As for Rustrum, she admits feeling a sense of loss about the fact the sharing economy has become more of a business model than a movement.
“I’m definitely still feeling like we need to integrate the idea of sharing into the very way we do business through sharing ownership and some governance with users, members, providers and participants of the sharing economy and any digital platform, for that matter.”
Shared values, shared vision
As technology and the possibilities it creates continue to advance, there may yet be occasion for traditional hotels to stand out. As Rustrum puts it, “I think people actually like talking to other humans, asking for personal advice on where to eat or connecting with a warm smile.”
Botsman adds that the use of big data and personalization can help members of the hospitality industry compete. “I think data scientists are like the new guest managers in terms of their role in helping to deliver to guests the experience of, ‘you know me, what I want and when.’” Another priority for the industry: Reimagining communal areas such as lounges, work areas, laundry bars, kitchens and the like to bring guests together [she cites Jo&Joe as an example].
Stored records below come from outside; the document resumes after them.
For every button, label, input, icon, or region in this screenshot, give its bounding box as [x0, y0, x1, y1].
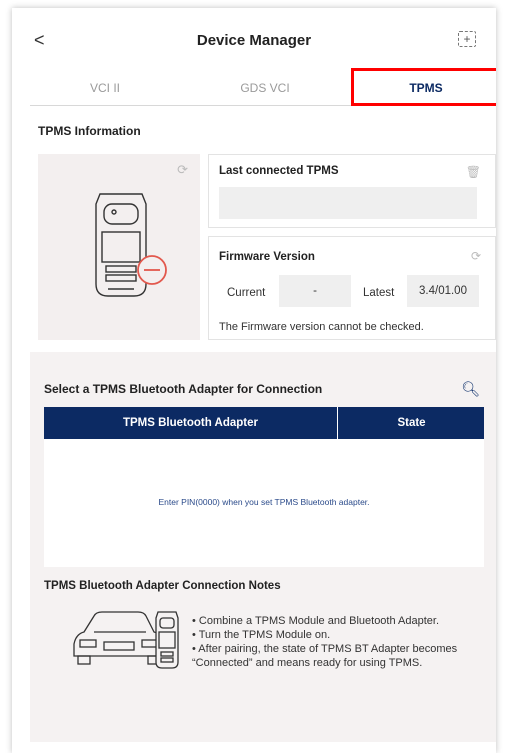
- tpms-information-title: TPMS Information: [38, 124, 141, 138]
- column-state: State: [397, 417, 426, 429]
- firmware-note: The Firmware version cannot be checked.: [219, 321, 424, 333]
- adapter-table-body: Enter PIN(0000) when you set TPMS Blueto…: [44, 439, 484, 567]
- last-connected-title: Last connected TPMS: [219, 165, 339, 177]
- tpms-device-illustration: [95, 193, 167, 297]
- update-icon[interactable]: ⟳: [471, 249, 481, 263]
- refresh-icon[interactable]: ⟳: [177, 162, 188, 178]
- header: < Device Manager +: [12, 8, 496, 70]
- last-connected-value: [219, 187, 477, 219]
- column-adapter: TPMS Bluetooth Adapter: [44, 407, 338, 439]
- search-icon[interactable]: 🔍︎: [461, 380, 480, 398]
- expand-icon[interactable]: +: [458, 31, 476, 47]
- adapter-table-header: TPMS Bluetooth Adapter State: [44, 407, 484, 439]
- current-version-value: -: [279, 275, 351, 307]
- notes-title: TPMS Bluetooth Adapter Connection Notes: [44, 580, 281, 592]
- trash-icon[interactable]: 🗑: [466, 165, 481, 179]
- firmware-card: Firmware Version ⟳ Current - Latest 3.4/…: [208, 236, 496, 340]
- expand-icon-glyph: +: [463, 32, 471, 46]
- device-image-panel: ⟳: [38, 154, 200, 340]
- car-adapter-illustration: [73, 611, 179, 669]
- note-item: • Combine a TPMS Module and Bluetooth Ad…: [192, 615, 440, 627]
- empty-message: Enter PIN(0000) when you set TPMS Blueto…: [158, 497, 370, 507]
- page-title: Device Manager: [196, 32, 312, 49]
- current-label: Current: [227, 287, 266, 299]
- app-frame: < Device Manager + VCI II GDS VCI TPMS T…: [12, 8, 496, 753]
- tab-tpms[interactable]: TPMS: [351, 68, 496, 106]
- adapter-section-title: Select a TPMS Bluetooth Adapter for Conn…: [44, 382, 323, 396]
- note-item: • Turn the TPMS Module on.: [192, 629, 331, 641]
- last-connected-card: Last connected TPMS 🗑: [208, 154, 496, 228]
- tab-bar: VCI II GDS VCI TPMS: [30, 68, 496, 106]
- notes-list: • Combine a TPMS Module and Bluetooth Ad…: [192, 614, 492, 670]
- adapter-section: Select a TPMS Bluetooth Adapter for Conn…: [30, 352, 496, 742]
- firmware-title: Firmware Version: [219, 251, 315, 263]
- tab-gds-vci[interactable]: GDS VCI: [190, 70, 340, 106]
- latest-version-value: 3.4/01.00: [407, 275, 479, 307]
- latest-label: Latest: [363, 287, 395, 299]
- note-item: • After pairing, the state of TPMS BT Ad…: [192, 643, 458, 669]
- tab-vci-ii[interactable]: VCI II: [30, 70, 180, 106]
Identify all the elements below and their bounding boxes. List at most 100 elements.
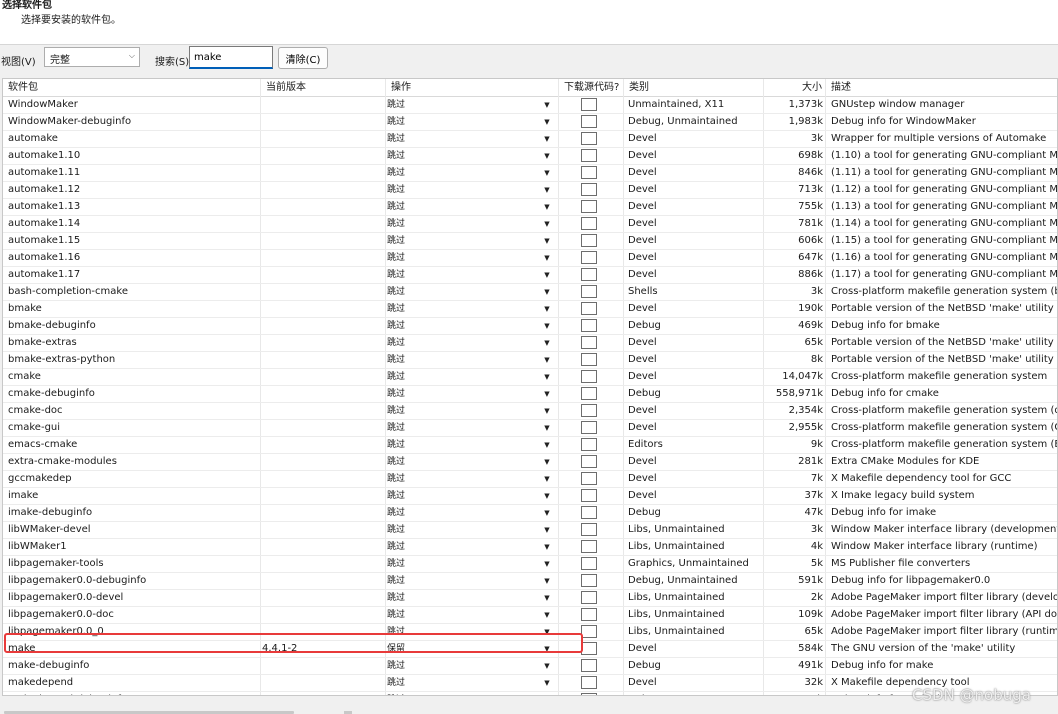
dropdown-arrow-icon[interactable]: ▼ [541,694,553,695]
action-select[interactable]: 跳过 [387,250,537,266]
dropdown-arrow-icon[interactable]: ▼ [541,575,553,587]
table-row[interactable]: extra-cmake-modules 跳过 ▼ Devel 281k Extra CMa… [3,454,1057,471]
dropdown-arrow-icon[interactable]: ▼ [541,167,553,179]
table-row[interactable]: make-debuginfo 跳过 ▼ Debug 491k Debug info for… [3,658,1057,675]
source-checkbox[interactable] [581,557,597,570]
source-checkbox[interactable] [581,319,597,332]
source-checkbox[interactable] [581,591,597,604]
action-select[interactable]: 跳过 [387,522,537,538]
table-row[interactable]: automake 跳过 ▼ Devel 3k Wrapper for multiple v… [3,131,1057,148]
dropdown-arrow-icon[interactable]: ▼ [541,558,553,570]
source-checkbox[interactable] [581,438,597,451]
table-row[interactable]: imake 跳过 ▼ Devel 37k X Imake legacy build sys… [3,488,1057,505]
dropdown-arrow-icon[interactable]: ▼ [541,337,553,349]
action-select[interactable]: 跳过 [387,675,537,691]
dropdown-arrow-icon[interactable]: ▼ [541,677,553,689]
dropdown-arrow-icon[interactable]: ▼ [541,388,553,400]
dropdown-arrow-icon[interactable]: ▼ [541,422,553,434]
action-select[interactable]: 跳过 [387,386,537,402]
action-select[interactable]: 跳过 [387,590,537,606]
action-select[interactable]: 跳过 [387,556,537,572]
table-row[interactable]: WindowMaker 跳过 ▼ Unmaintained, X11 1,373k GNU… [3,97,1057,114]
column-header-category[interactable]: 类别 [624,79,764,96]
dropdown-arrow-icon[interactable]: ▼ [541,184,553,196]
source-checkbox[interactable] [581,217,597,230]
column-header-action[interactable]: 操作 [386,79,559,96]
dropdown-arrow-icon[interactable]: ▼ [541,133,553,145]
action-select[interactable]: 跳过 [387,369,537,385]
action-select[interactable]: 跳过 [387,131,537,147]
source-checkbox[interactable] [581,404,597,417]
dropdown-arrow-icon[interactable]: ▼ [541,660,553,672]
dropdown-arrow-icon[interactable]: ▼ [541,218,553,230]
dropdown-arrow-icon[interactable]: ▼ [541,456,553,468]
table-row[interactable]: cmake-debuginfo 跳过 ▼ Debug 558,971k Debug inf… [3,386,1057,403]
source-checkbox[interactable] [581,523,597,536]
column-header-version[interactable]: 当前版本 [261,79,386,96]
table-row[interactable]: automake1.13 跳过 ▼ Devel 755k (1.13) a tool fo… [3,199,1057,216]
table-row[interactable]: bash-completion-cmake 跳过 ▼ Shells 3k Cross-pl… [3,284,1057,301]
table-row[interactable]: WindowMaker-debuginfo 跳过 ▼ Debug, Unmaintai… [3,114,1057,131]
table-row[interactable]: libpagemaker-tools 跳过 ▼ Graphics, Unmaintai… [3,556,1057,573]
source-checkbox[interactable] [581,455,597,468]
action-select[interactable]: 跳过 [387,114,537,130]
source-checkbox[interactable] [581,506,597,519]
source-checkbox[interactable] [581,642,597,655]
action-select[interactable]: 跳过 [387,454,537,470]
table-row[interactable]: cmake-gui 跳过 ▼ Devel 2,955k Cross-platform ma… [3,420,1057,437]
action-select[interactable]: 跳过 [387,97,537,113]
source-checkbox[interactable] [581,625,597,638]
source-checkbox[interactable] [581,472,597,485]
column-header-source[interactable]: 下载源代码? [559,79,624,96]
table-row[interactable]: libWMaker1 跳过 ▼ Libs, Unmaintained 4k Window … [3,539,1057,556]
dropdown-arrow-icon[interactable]: ▼ [541,439,553,451]
source-checkbox[interactable] [581,268,597,281]
action-select[interactable]: 跳过 [387,148,537,164]
action-select[interactable]: 跳过 [387,284,537,300]
clear-button[interactable]: 清除(C) [278,47,328,69]
table-row[interactable]: automake1.17 跳过 ▼ Devel 886k (1.17) a tool fo… [3,267,1057,284]
source-checkbox[interactable] [581,608,597,621]
action-select[interactable]: 跳过 [387,352,537,368]
action-select[interactable]: 跳过 [387,216,537,232]
dropdown-arrow-icon[interactable]: ▼ [541,592,553,604]
dropdown-arrow-icon[interactable]: ▼ [541,235,553,247]
dropdown-arrow-icon[interactable]: ▼ [541,116,553,128]
table-row[interactable]: libpagemaker0.0-devel 跳过 ▼ Libs, Unmaintain… [3,590,1057,607]
dropdown-arrow-icon[interactable]: ▼ [541,269,553,281]
action-select[interactable]: 跳过 [387,505,537,521]
source-checkbox[interactable] [581,421,597,434]
source-checkbox[interactable] [581,115,597,128]
search-input[interactable] [189,46,273,69]
table-row[interactable]: gccmakedep 跳过 ▼ Devel 7k X Makefile dependenc… [3,471,1057,488]
dropdown-arrow-icon[interactable]: ▼ [541,405,553,417]
dropdown-arrow-icon[interactable]: ▼ [541,286,553,298]
table-row[interactable]: makedepend-debuginfo跳过▼Debug61kDebug inf… [3,692,1057,695]
dropdown-arrow-icon[interactable]: ▼ [541,524,553,536]
dropdown-arrow-icon[interactable]: ▼ [541,150,553,162]
source-checkbox[interactable] [581,166,597,179]
action-select[interactable]: 跳过 [387,199,537,215]
action-select[interactable]: 跳过 [387,301,537,317]
dropdown-arrow-icon[interactable]: ▼ [541,490,553,502]
action-select[interactable]: 跳过 [387,488,537,504]
table-row[interactable]: automake1.11 跳过 ▼ Devel 846k (1.11) a tool fo… [3,165,1057,182]
action-select[interactable]: 跳过 [387,437,537,453]
action-select[interactable]: 跳过 [387,318,537,334]
table-row[interactable]: automake1.10 跳过 ▼ Devel 698k (1.10) a tool fo… [3,148,1057,165]
table-row[interactable]: automake1.15 跳过 ▼ Devel 606k (1.15) a tool fo… [3,233,1057,250]
table-row[interactable]: automake1.16 跳过 ▼ Devel 647k (1.16) a tool fo… [3,250,1057,267]
dropdown-arrow-icon[interactable]: ▼ [541,252,553,264]
source-checkbox[interactable] [581,149,597,162]
table-row[interactable]: bmake 跳过 ▼ Devel 190k Portable version of the… [3,301,1057,318]
table-row[interactable]: makedepend 跳过 ▼ Devel 32k X Makefile dependen… [3,675,1057,692]
column-header-package[interactable]: 软件包 [3,79,261,96]
table-row[interactable]: libWMaker-devel 跳过 ▼ Libs, Unmaintained 3k Wi… [3,522,1057,539]
dropdown-arrow-icon[interactable]: ▼ [541,541,553,553]
table-row[interactable]: libpagemaker0.0-debuginfo 跳过 ▼ Debug, Unmai… [3,573,1057,590]
table-row[interactable]: emacs-cmake 跳过 ▼ Editors 9k Cross-platform ma… [3,437,1057,454]
action-select[interactable]: 跳过 [387,420,537,436]
action-select[interactable]: 跳过 [387,335,537,351]
source-checkbox[interactable] [581,540,597,553]
source-checkbox[interactable] [581,370,597,383]
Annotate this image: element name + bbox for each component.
The future likely will bring both refined services from traditional hotels as well as additional unique collaborations with sharing platforms. In the case of onefinestay and Accor, Frank said it ultimately was shared values and shared vision that brought the companies together.
Regardless of who owns the property, be it individual or company, the goal is still to deliver an experience that will engender another one.
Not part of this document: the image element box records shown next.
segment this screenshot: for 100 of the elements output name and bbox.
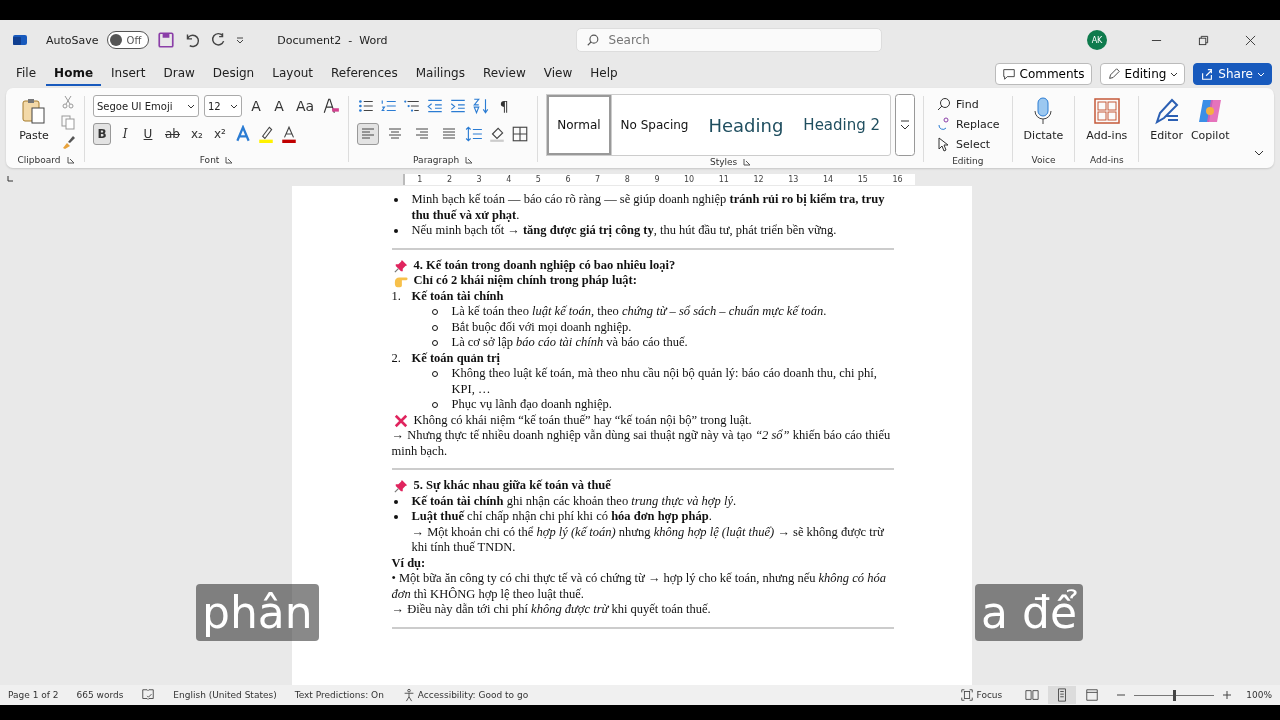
caret-icon (230, 102, 238, 110)
caret-icon (187, 102, 195, 110)
font-size-field[interactable]: 12 (204, 95, 242, 117)
tab-selector-icon[interactable] (6, 175, 14, 183)
line-spacing-icon[interactable] (465, 125, 484, 143)
increase-indent-icon[interactable] (449, 97, 468, 115)
font-size-button[interactable]: A (247, 95, 265, 117)
view-button[interactable] (1048, 686, 1077, 704)
format-button[interactable]: B (93, 123, 111, 145)
shading-icon[interactable] (488, 125, 507, 143)
ruler-number: 14 (822, 174, 834, 184)
share-button[interactable]: Share (1193, 63, 1272, 85)
menu-tab[interactable]: Mailings (407, 62, 473, 86)
gallery-more-icon[interactable] (895, 94, 916, 156)
dialog-launcher-icon[interactable] (743, 158, 752, 166)
bullet-marker (393, 499, 398, 504)
zoom-level[interactable]: 100% (1246, 690, 1272, 700)
show-formatting-button[interactable]: ¶ (495, 95, 514, 117)
book-check-icon[interactable] (141, 688, 156, 702)
search-icon (936, 96, 953, 112)
search-icon (585, 33, 600, 47)
restore-icon[interactable] (1198, 34, 1209, 46)
menu-tab[interactable]: View (535, 62, 581, 86)
user-avatar[interactable]: AK (1087, 30, 1107, 50)
tool-button[interactable]: Copilot (1187, 94, 1233, 144)
text-effects-icon[interactable] (234, 125, 252, 143)
style-option[interactable]: Normal (547, 95, 611, 155)
menu-tab[interactable]: References (323, 62, 406, 86)
bullet-list-icon[interactable] (357, 97, 376, 115)
font-size-button[interactable]: A (270, 95, 288, 117)
select-button[interactable]: Select (932, 134, 995, 154)
add-ins-button[interactable]: Add-ins (1083, 94, 1131, 144)
paintbrush-icon[interactable] (60, 134, 76, 150)
dictate-button[interactable]: Dictate (1020, 94, 1067, 144)
paste-button[interactable]: Paste (16, 94, 52, 144)
focus-button[interactable]: Focus (953, 687, 1009, 703)
menu-tab[interactable]: Help (582, 62, 626, 86)
style-option[interactable]: Heading 2 (793, 95, 891, 155)
find-button[interactable]: Find (932, 94, 983, 114)
format-button[interactable]: x₂ (188, 123, 206, 145)
ruler-number: 3 (476, 174, 482, 184)
menu-tab[interactable]: Insert (103, 62, 154, 86)
search-field[interactable]: Search (575, 28, 882, 52)
autosave-toggle[interactable]: Off (106, 31, 150, 49)
word-count[interactable]: 665 words (76, 690, 124, 700)
menu-tab[interactable]: Layout (264, 62, 322, 86)
dialog-launcher-icon[interactable] (225, 156, 234, 164)
comments-button[interactable]: Comments (994, 63, 1092, 85)
web-page-icon (1085, 688, 1100, 702)
ruler-number: 2 (446, 174, 452, 184)
video-subtitle: a để (975, 583, 1083, 641)
font-color-icon[interactable] (280, 125, 298, 143)
dialog-launcher-icon[interactable] (66, 156, 75, 164)
collapse-ribbon-icon[interactable] (1254, 148, 1264, 158)
save-icon[interactable] (157, 31, 176, 49)
paragraph-text: → Điều này dẫn tới chi phí không được trừ khi quyết toán thuế. (391, 602, 712, 618)
editing-mode-button[interactable]: Editing (1099, 63, 1186, 85)
group-label: Font (199, 155, 220, 165)
sub-item-text: Không theo luật kế toán, mà theo nhu cầu nội bộ quản lý: báo cáo doanh thu, chi phí, KPI, … (451, 366, 878, 397)
page-count[interactable]: Page 1 of 2 (8, 690, 59, 700)
format-button[interactable]: x² (211, 123, 229, 145)
format-button[interactable]: ab (162, 123, 183, 145)
replace-button[interactable]: Replace (932, 114, 1004, 134)
menu-tab[interactable]: Review (474, 62, 534, 86)
font-name-field[interactable]: Segoe UI Emoji (93, 95, 199, 117)
decrease-indent-icon[interactable] (426, 97, 445, 115)
format-button[interactable]: I (116, 123, 134, 145)
format-button[interactable]: U (139, 123, 157, 145)
ruler-number: 13 (788, 174, 799, 184)
pushpin-icon (393, 479, 408, 493)
customize-caret-icon[interactable] (235, 35, 246, 45)
dialog-launcher-icon[interactable] (465, 156, 474, 164)
clear-formatting-icon[interactable] (322, 97, 341, 115)
menu-tab[interactable]: File (8, 62, 45, 86)
style-option[interactable]: No Spacing (610, 95, 699, 155)
accessibility-status[interactable]: Accessibility: Good to go (417, 690, 529, 700)
list-number: 1. (391, 288, 402, 304)
align-button[interactable] (357, 123, 380, 145)
list-item-text: Luật thuế chỉ chấp nhận chi phí khi có hóa đơn hợp pháp. (411, 509, 712, 525)
menu-tab[interactable]: Design (204, 62, 263, 86)
list-item-text: Kế toán quản trị (411, 350, 501, 366)
open-book-icon (1025, 688, 1040, 702)
menu-tab[interactable]: Home (46, 62, 102, 86)
sort-icon[interactable] (472, 97, 491, 115)
section-heading: Chỉ có 2 khái niệm chính trong pháp luật: (413, 273, 637, 289)
close-icon[interactable] (1245, 34, 1256, 46)
borders-icon[interactable] (511, 125, 530, 143)
language-indicator[interactable]: English (United States) (173, 690, 277, 700)
highlighter-icon[interactable] (257, 125, 275, 143)
zoom-in-icon[interactable] (1222, 690, 1233, 700)
menu-tab[interactable]: Draw (155, 62, 203, 86)
text-predictions-status[interactable]: Text Predictions: On (294, 690, 384, 700)
font-size-button[interactable]: Aa (293, 95, 318, 117)
style-option[interactable]: Heading (698, 95, 794, 155)
paragraph-text: • Một bữa ăn công ty có chi thực tế và có chứng từ → hợp lý cho kế toán, nhưng nếu không có hóa đơn thì KHÔNG hợp lệ theo luật thuế. (391, 571, 887, 602)
zoom-thumb[interactable] (1173, 689, 1177, 701)
pencil-icon (1106, 67, 1121, 81)
ruler-number: 15 (857, 174, 868, 184)
tool-button[interactable]: Editor (1147, 94, 1186, 144)
ruler-number: 16 (892, 174, 903, 184)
“We really think of ourselves as a hospitality business within a home setting,” Frank said. “The fact that these are people’s real homes is important and needs to come through…. We’re going to look after you during your stay locally, we will respond should anything go wrong and will ensure you are having a unique and distinct experience with us.”
onefinestay, he added, is not a technology company – and that may be a crucial point in coming days. Pew Research reports that 58 percent of home-sharing users consider such services as software companies first, rather than hospitality businesses.
Today’s hotelier, then, can still find distinction and market share by valuing that hospitality – and focusing on an enriched customer experience. ■
Sharing the numbers
16% vs. 9%
Those ages 35–44 are nearly twice as likely as those ages 18–24 to have used a home-sharing service (16 percent vs. 9 percent).
42 years old
The median age of home-sharing users in the U.S. is 42, almost a decade older than the median age of ride-hailing users.
Adventurous or risky?
More than half of users consider sharing services best suited to “adventurous travelers,” and 18 percent consider them generally risky.
18–24 years old
Those who are most excited about the sharing economy once they’ve tried it tend to be 18–24 years old; in households with income between $50,000 and $75,000; and/or those with kids under 18 at home.
The majority don’t trust
72 percent agree that the sharing economy experience isn’t consistent. In addition, 69 percent agree that they won’t trust sharing economy companies until they’re recommended by someone they trust.